Waters of the US/waters of the State in the project area include four small, unnamed, short-duration intermittent streams, and eight ephemeral streams (streams that flow only during storm events). All are tributaries to the Middle Fork Yuba River. The two unnamed intermittent "blue line" streams shown on the USGS 7.5 minute topographic map (French Corral quadrangle) within the boundaries of the three parcels are well outside the project area for the proposed trail construction. The Middle Fork Yuba River and its riparian zone also occur outside the trail project area but in close proximity. Construction of the ADA trail will require the placement of two culverts - both in intermittent streams. Because the other streams are so small (generally less than 30 in. wide and an inch. deep at ordinary high water mark, no other stream crossings would require alteration of the channel or placement of fill.
No federally-listed threatened or endangered animal species were found in the project area, nor are they expected to occur in these areas sue either to the absence of suitable breeding habitat onsite The nearest documented bad eagle (Haliaeetus leucocephalus) nests are over 2.5 miles away (Bullards Bar Reservoir and Collins Lake). However, a bald eagle, a CDFW Fully Protected species, could potentially nest in any large, old-growth, or dominant live tree with open branches, if present in the project area. No nests or potential nest trees were observed along the trail alignment but their occurrence elsewhere on the property or near the trail alignment could occur, therefore, pre-construction nesting bird surveys are proposed as part of the project description.

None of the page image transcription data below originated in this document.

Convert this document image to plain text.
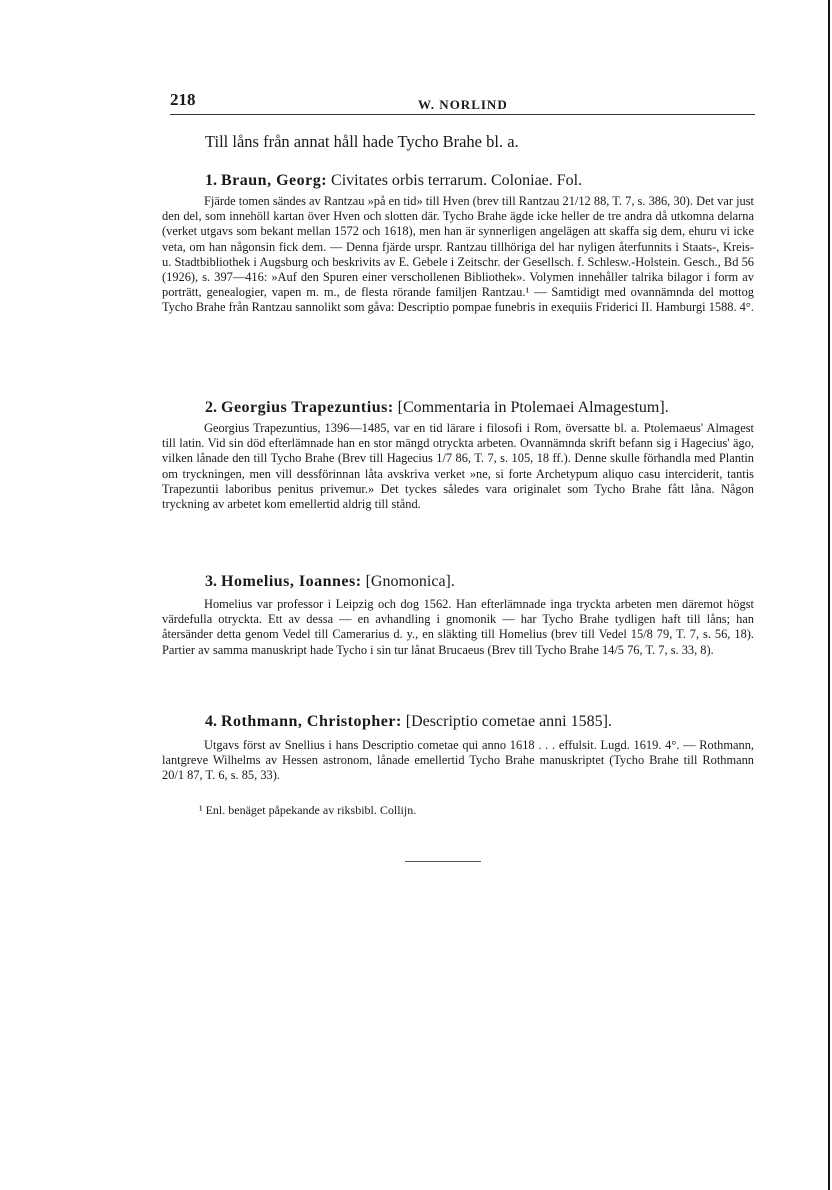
218	W. NORLIND
Till låns från annat håll hade Tycho Brahe bl. a.
1. Braun, Georg: Civitates orbis terrarum. Coloniae. Fol.

Fjärde tomen sändes av Rantzau »på en tid» till Hven (brev till Rantzau 21/12 88, T. 7, s. 386, 30). Det var just den del, som innehöll kartan över Hven och slotten där. Tycho Brahe ägde icke heller de tre andra då utkomna delarna (verket utgavs som bekant mellan 1572 och 1618), men han är synnerligen angelägen att skaffa sig dem, ehuru vi icke veta, om han någonsin fick dem. — Denna fjärde urspr. Rantzau tillhöriga del har nyligen återfunnits i Staats-, Kreis- u. Stadtbibliothek i Augsburg och beskrivits av E. Gebele i Zeitschr. der Gesellsch. f. Schlesw.-Holstein. Gesch., Bd 56 (1926), s. 397—416: »Auf den Spuren einer verschollenen Bibliothek». Volymen innehåller talrika bilagor i form av porträtt, genealogier, vapen m. m., de flesta rörande familjen Rantzau.¹ — Samtidigt med ovannämnda del mottog Tycho Brahe från Rantzau sannolikt som gåva: Descriptio pompae funebris in exequiis Friderici II. Hamburgi 1588. 4°.

2. Georgius Trapezuntius: [Commentaria in Ptolemaei Almagestum].

Georgius Trapezuntius, 1396—1485, var en tid lärare i filosofi i Rom, översatte bl. a. Ptolemaeus' Almagest till latin. Vid sin död efterlämnade han en stor mängd otryckta arbeten. Ovannämnda skrift befann sig i Hagecius' ägo, vilken lånade den till Tycho Brahe (Brev till Hagecius 1/7 86, T. 7, s. 105, 18 ff.). Denne skulle förhandla med Plantin om tryckningen, men vill dessförinnan låta avskriva verket »ne, si forte Archetypum aliquo casu interciderit, tantis Trapezuntii laboribus penitus privemur.» Det tyckes således vara originalet som Tycho Brahe fått låna. Någon tryckning av arbetet kom emellertid aldrig till stånd.

3. Homelius, Ioannes: [Gnomonica].

Homelius var professor i Leipzig och dog 1562. Han efterlämnade inga tryckta arbeten men däremot högst värdefulla otryckta. Ett av dessa — en avhandling i gnomonik — har Tycho Brahe tydligen haft till låns; han återsänder detta genom Vedel till Camerarius d. y., en släkting till Homelius (brev till Vedel 15/8 79, T. 7, s. 56, 18). Partier av samma manuskript hade Tycho i sin tur lånat Brucaeus (Brev till Tycho Brahe 14/5 76, T. 7, s. 33, 8).

4. Rothmann, Christopher: [Descriptio cometae anni 1585].

Utgavs först av Snellius i hans Descriptio cometae qui anno 1618 . . . effulsit. Lugd. 1619. 4°. — Rothmann, lantgreve Wilhelms av Hessen astronom, lånade emellertid Tycho Brahe manuskriptet (Tycho Brahe till Rothmann 20/1 87, T. 6, s. 85, 33).

¹ Enl. benäget påpekande av riksbibl. Collijn.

No federally-listed threatened or endangered plant species were found in the project area, nor are they expected to occur in these areas due either to the absence of suitable habitat and known occurrences in the project vicinity. Foothill yellow-legged frogs (Rana boylii), a former CDFW Species of Special Concern recently upgraded to a CESA Candidate species, is documented eight miles upstream of the confluence of the South Yuba River, on the river and larger tributaries. Several occurrences of western pond turtle (Emys marmorata), a CDFW Species of Special Concern, are documented within 10 miles of the project area, the closest about 1.25 miles to the south on tributaries and manmade ponds. While neither species is expected to use the ephemeral and short-duration intermittent streams, both species could potentially occur in backwater pools on the floodplain of the river where it comes in close proximity to the trail. Pre-construction clearance surveys for foothill yellow-legged frog and western pond turtle are included in the project description.